Chleby skropić pędzlem maczanym w wodzie (gwarancja przyklejenia ziaren do chleba) i odstawić pod przykryciem do wyrastania. Zwykle trwa to ok.4h, ale wszystko zależy od świeżości i rodzaju użytego zakwasu, im starszy tym dłużej wyrasta, z kolei na bardzo świeżym, dopiero zlanym zakwasie, chleby wyrastają błyskawicznie, u mnie ok.2,5h. Chleby na samym zakwasie żytnim  również wyrastają szybciej niż na orkiszowym.


Gdy masa wypełni formy (wcześniej usuwamy papier, by się nie przykleił do ciasta), wstawiamy je do piekarnika nagrzanego do 200*C. Pieczemy na termoobiegu ok.60 minut.

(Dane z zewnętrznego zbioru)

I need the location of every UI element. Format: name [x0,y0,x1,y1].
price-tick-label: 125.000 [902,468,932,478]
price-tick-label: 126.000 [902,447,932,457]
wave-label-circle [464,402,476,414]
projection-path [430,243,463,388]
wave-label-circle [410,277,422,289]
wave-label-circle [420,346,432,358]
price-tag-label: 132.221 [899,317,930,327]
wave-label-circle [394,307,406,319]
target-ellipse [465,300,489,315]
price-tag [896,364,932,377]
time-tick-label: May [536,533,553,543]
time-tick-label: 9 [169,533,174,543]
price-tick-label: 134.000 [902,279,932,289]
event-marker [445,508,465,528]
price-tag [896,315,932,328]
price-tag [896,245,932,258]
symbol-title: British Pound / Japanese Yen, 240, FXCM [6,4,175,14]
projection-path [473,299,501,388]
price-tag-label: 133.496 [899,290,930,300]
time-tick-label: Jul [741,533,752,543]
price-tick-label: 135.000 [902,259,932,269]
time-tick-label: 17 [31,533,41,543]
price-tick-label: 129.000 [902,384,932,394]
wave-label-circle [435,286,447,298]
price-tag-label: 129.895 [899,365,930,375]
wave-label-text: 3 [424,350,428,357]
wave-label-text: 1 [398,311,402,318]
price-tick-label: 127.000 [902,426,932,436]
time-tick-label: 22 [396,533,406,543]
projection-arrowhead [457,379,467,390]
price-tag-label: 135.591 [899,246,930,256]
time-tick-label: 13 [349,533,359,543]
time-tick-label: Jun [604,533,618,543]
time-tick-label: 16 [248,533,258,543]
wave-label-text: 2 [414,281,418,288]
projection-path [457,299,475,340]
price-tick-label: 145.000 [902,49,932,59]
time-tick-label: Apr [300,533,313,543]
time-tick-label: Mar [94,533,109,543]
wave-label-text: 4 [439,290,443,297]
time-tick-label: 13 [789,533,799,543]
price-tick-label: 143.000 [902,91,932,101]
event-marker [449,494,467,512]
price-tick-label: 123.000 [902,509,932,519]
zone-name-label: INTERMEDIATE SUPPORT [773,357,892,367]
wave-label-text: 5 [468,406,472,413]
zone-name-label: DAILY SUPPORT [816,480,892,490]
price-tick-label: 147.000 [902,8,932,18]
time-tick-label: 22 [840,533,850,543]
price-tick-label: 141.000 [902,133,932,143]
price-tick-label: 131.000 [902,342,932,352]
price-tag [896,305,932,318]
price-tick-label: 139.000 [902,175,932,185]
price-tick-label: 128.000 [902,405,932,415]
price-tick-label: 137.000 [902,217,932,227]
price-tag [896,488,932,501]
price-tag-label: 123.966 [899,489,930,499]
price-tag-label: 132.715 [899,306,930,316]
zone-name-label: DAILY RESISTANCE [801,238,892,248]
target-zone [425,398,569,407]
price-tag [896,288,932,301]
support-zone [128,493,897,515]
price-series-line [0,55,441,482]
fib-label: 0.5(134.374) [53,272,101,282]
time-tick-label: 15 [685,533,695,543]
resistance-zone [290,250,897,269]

Po upieczeniu od razu wyjmujemy chleby z form i wykładamy na drewnianą deskę do odparowania. Ja pozostawiam zawsze moje chleby na desce do drugiego dnia, dopiero wówczas pakuję je do papierowych toreb i przechowuję w otwartym chlebaku.






Smacznego ;-)

7 komentarzy:

  1. Nie mam żytniego zakwasu. Mogę się uśmiechnąć o przepis?

    OdpowiedzUsuń
  2. Ten komentarz został usunięty przez autora.

    OdpowiedzUsuń
    Odpowiedzi
    1. Pewnie! W składnikach jest podpięty aktywny link, przenoszący do przepisu na zakwas. http://smaczne-zdrowe.blogspot.it/2014/10/zakwas-zytni-penoziarnisty-krok-po-kroku.html
      Pozdrawiam :-)

      Usuń
  3. Czy moge ten chlebek upiec na drożdżach? Jeśli tak to jakie proporcje?

    OdpowiedzUsuń
    Odpowiedzi
    1. Zawsze można kombinować i próbować, niestety nie podam od tak proporcji, musiałabym to sprawdzić w praktyce, ale mogę polecić sprawdzone przepisy na chleby na drożdżach. Choćby taki: http://smaczne-zdrowe.blogspot.com/2015/08/chleb-wieloziarnisty-na-drozdzach.html#more, czy taki: http://smaczne-zdrowe.blogspot.com/2015/09/chleb-orkiszowy-graham-na-drozdzach.html#more
      W zakładce chleby na drożdżach są również inne przepisy godne polecenia.